LE QUOTIDIEN : Quels dossiers entendez-vous pousser durant ce mandat de deux ans à la tête de Jeunes Médecins ?
Dr ANNA BOCTOR : Le premier d’entre eux concerne les médecins libéraux, notamment l’amélioration de leur exercice au quotidien. Cela passe par l’optimisation de leur temps de travail, mais surtout par un exercice beaucoup plus proche de la qualité du soin délivré aux patients. Ces objectifs ont été oubliés dans les récentes réformes, notamment par la Sécu qui a plutôt une priorité de “productivité”.

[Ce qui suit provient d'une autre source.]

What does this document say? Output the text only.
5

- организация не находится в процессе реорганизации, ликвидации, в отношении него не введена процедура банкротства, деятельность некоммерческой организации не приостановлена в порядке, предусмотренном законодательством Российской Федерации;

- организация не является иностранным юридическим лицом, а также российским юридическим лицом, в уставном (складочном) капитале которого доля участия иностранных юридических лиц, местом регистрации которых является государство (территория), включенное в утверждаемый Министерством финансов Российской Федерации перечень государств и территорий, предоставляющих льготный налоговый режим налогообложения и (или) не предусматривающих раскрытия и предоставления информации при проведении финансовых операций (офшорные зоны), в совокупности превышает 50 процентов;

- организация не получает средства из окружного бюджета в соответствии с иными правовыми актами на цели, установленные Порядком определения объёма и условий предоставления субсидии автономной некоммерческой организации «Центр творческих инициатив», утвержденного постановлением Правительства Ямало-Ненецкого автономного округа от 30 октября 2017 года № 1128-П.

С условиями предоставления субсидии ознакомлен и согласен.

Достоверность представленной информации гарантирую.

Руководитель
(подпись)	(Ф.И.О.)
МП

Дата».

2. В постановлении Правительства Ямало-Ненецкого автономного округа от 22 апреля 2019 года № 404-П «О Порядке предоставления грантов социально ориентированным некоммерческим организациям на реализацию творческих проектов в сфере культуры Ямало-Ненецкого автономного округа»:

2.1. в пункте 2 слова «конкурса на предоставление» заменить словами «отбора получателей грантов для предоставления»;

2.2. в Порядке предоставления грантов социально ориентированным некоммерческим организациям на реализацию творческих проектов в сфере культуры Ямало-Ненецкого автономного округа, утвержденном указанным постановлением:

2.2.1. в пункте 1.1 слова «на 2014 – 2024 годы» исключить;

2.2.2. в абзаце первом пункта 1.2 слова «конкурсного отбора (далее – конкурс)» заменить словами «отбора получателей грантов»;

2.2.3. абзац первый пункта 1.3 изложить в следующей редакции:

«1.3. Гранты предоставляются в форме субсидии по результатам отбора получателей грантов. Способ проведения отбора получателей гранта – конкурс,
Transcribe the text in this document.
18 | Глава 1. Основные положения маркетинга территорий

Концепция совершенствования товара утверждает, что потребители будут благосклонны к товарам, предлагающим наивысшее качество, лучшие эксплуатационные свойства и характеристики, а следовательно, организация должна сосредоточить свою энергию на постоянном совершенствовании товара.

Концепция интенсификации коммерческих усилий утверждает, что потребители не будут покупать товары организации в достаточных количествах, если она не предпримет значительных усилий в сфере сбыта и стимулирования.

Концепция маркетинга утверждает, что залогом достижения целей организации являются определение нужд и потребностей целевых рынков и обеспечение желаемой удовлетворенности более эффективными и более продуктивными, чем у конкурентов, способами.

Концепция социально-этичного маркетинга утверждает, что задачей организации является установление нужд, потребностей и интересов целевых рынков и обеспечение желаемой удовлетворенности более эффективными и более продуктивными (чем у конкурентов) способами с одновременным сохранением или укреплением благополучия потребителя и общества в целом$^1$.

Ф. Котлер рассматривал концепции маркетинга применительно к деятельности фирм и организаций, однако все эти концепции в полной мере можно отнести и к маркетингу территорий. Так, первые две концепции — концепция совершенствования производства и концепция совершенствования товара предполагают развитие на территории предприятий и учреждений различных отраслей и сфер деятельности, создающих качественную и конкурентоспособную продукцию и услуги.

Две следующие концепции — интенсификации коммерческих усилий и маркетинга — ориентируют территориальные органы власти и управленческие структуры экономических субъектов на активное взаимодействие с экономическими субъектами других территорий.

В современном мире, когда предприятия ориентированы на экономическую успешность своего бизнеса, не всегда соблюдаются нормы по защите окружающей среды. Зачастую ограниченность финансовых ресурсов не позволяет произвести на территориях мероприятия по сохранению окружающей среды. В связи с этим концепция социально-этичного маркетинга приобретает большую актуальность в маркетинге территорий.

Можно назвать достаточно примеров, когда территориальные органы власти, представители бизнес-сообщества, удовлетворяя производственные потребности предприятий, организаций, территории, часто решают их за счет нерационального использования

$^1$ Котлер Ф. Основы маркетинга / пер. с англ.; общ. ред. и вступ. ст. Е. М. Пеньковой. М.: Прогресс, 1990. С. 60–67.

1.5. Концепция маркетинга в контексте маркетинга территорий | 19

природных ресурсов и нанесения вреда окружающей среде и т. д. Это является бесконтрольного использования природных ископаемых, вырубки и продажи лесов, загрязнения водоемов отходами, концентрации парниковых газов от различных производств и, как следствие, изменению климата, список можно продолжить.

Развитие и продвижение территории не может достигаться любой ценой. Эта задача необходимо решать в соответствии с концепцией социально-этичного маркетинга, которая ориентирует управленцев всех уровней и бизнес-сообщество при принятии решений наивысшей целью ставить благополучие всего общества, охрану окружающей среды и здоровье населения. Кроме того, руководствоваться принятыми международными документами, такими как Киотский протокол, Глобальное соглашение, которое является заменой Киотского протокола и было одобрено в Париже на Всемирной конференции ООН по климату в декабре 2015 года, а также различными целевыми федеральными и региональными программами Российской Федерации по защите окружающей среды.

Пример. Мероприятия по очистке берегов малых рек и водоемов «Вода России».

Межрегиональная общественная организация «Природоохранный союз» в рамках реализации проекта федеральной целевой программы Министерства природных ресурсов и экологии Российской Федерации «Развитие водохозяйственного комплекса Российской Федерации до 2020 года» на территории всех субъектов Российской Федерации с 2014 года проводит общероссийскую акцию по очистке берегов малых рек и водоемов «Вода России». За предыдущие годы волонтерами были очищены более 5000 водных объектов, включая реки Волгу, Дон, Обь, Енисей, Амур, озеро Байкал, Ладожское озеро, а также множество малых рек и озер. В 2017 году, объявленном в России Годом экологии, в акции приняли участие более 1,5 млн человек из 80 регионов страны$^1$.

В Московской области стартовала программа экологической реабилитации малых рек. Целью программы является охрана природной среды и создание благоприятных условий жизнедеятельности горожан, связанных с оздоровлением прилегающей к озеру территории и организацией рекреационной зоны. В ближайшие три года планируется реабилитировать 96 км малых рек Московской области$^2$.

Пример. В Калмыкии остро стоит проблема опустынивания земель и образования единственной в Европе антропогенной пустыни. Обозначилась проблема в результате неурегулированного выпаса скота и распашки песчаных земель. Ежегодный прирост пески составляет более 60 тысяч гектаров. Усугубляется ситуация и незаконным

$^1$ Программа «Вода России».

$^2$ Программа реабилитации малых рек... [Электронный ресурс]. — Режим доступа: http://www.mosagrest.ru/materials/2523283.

Sur le terrain, nous médecins, privilégions toujours la qualité du soin. En tant que syndicat, nous aimerions créer un lien plus fort entre les médecins et les instances – le ministère de la Santé et l’Assurance-maladie - pour pouvoir exercer notre métier d’une manière plus adaptée et y faire entendre notre voix.
Comment comptez-vous y parvenir ?
Nous avons un premier objectif très clair, celui de gagner un maximum de voix aux prochaines élections aux Unions régionales des professionnels de santé (URPS) en 2026, afin d’être plus visible auprès de la communauté médicale libérale et peser sur la convention médicale. Le secteur libéral est un pan de la profession dans lequel nous ne sommes pas suffisamment identifiés.
Historiquement, notre syndicat est plutôt hospitalier mais, clairement, Jeunes médecins veut être représentatif de toute la population médicale et pas uniquement hospitalière. On a un vrai challenge de se rendre visible et de porter aussi la voix des médecins libéraux.
Quelle est votre réaction à la proposition de loi transpartisane du député socialiste Guillaume Garot prônant la régulation à l’installation et la suppression du secteur 2 ?
Nous nous opposons fermement à toute contrainte sur la liberté d’installation. Cette menace et ces propositions sont une aberration et vont à l’encontre des solutions que nous voulons proposer pour améliorer l’accès aux soins. D’autant que cet éternel débat sur la liberté d’installation n’a pas de sens. Il est contre-productif, compte tenu du faible nombre de médecins qui exercent effectivement en libéral. Pour ne citer que le seul exemple de la pédiatrie, nous ne sommes que 2670 pédiatres libéraux sur tout le territoire et 35% ont plus de 60 ans ! Il est très important de raisonner avec les bons chiffres et de ne pas retenir que les seuls médecins inscrits à l’Ordre.
Que proposez-vous sur le secteur 2, régulièrement attaqué ?
En réalité, l’accès au secteur 2 pour tous les médecins serait le meilleur moyen de préserver la convention, qui est clairement menacée. Pour conserver un accès aux soins pour tous les Français, la Sécu a accepté d’augmenter un peu les tarifs conventionnés mais ce n’est clairement pas à la hauteur des besoins des médecins.
Cet accès au secteur à honoraires libres donnerait une soupape de sécurité, une bulle d’oxygène nécessaire par rapport à l’inflation et à la hausse de nos charges. Nous proposons d’en discuter avec l’ensemble des acteurs payeurs – les mutuelles, la Cnam et les patients.
La quatrième année d’internat de médecine générale devrait voir le jour dans la douleur. Y êtes-vous favorable ?
Voir une réforme pareille sortir au forceps parce qu’elle n’a pas été préparée convenablement, n’est pas entendable ! En aval, il n’y a pas assez de terrains de stage pour accueillir les internes. La qualité de la formation n’y est pas. Les mesures proposées par le gouvernement visent à faire des économies et à utiliser plus longtemps les internes de médecine générale comme main-d’œuvre pas chère. L’objectif n’est clairement pas d’améliorer la qualité de la formation et donc la qualité du soin. Pour nous, syndicat de médecins, c’est inacceptable.
Vous aviez préparé en 2023 une grande enquête sur le sexisme dans le monde médical. Où en est-on ?
Nous avons élaboré un questionnaire extrêmement bien construit avec les chercheurs du Défenseur des droits. Nous étions prêts. Pour avoir une enquête la plus exhaustive possible, il fallait l’envoyer à l’ensemble de la profession. Les seuls qui ont une base de données exhaustive de la profession, c’est la DGS et l’Ordre des médecins. Nous avons sollicité ces deux instances. Elles ont refusé de transmettre à la profession notre questionnaire.
La poursuite de la lutte contre les violences sexistes et sexuelles sera un combat permanent de mon mandat. La violence sexiste, hiérarchique et managériale dans le monde médical est une réalité. C’est une violence tout court qui est de plus en totale incohérence avec le métier qu’on exerce.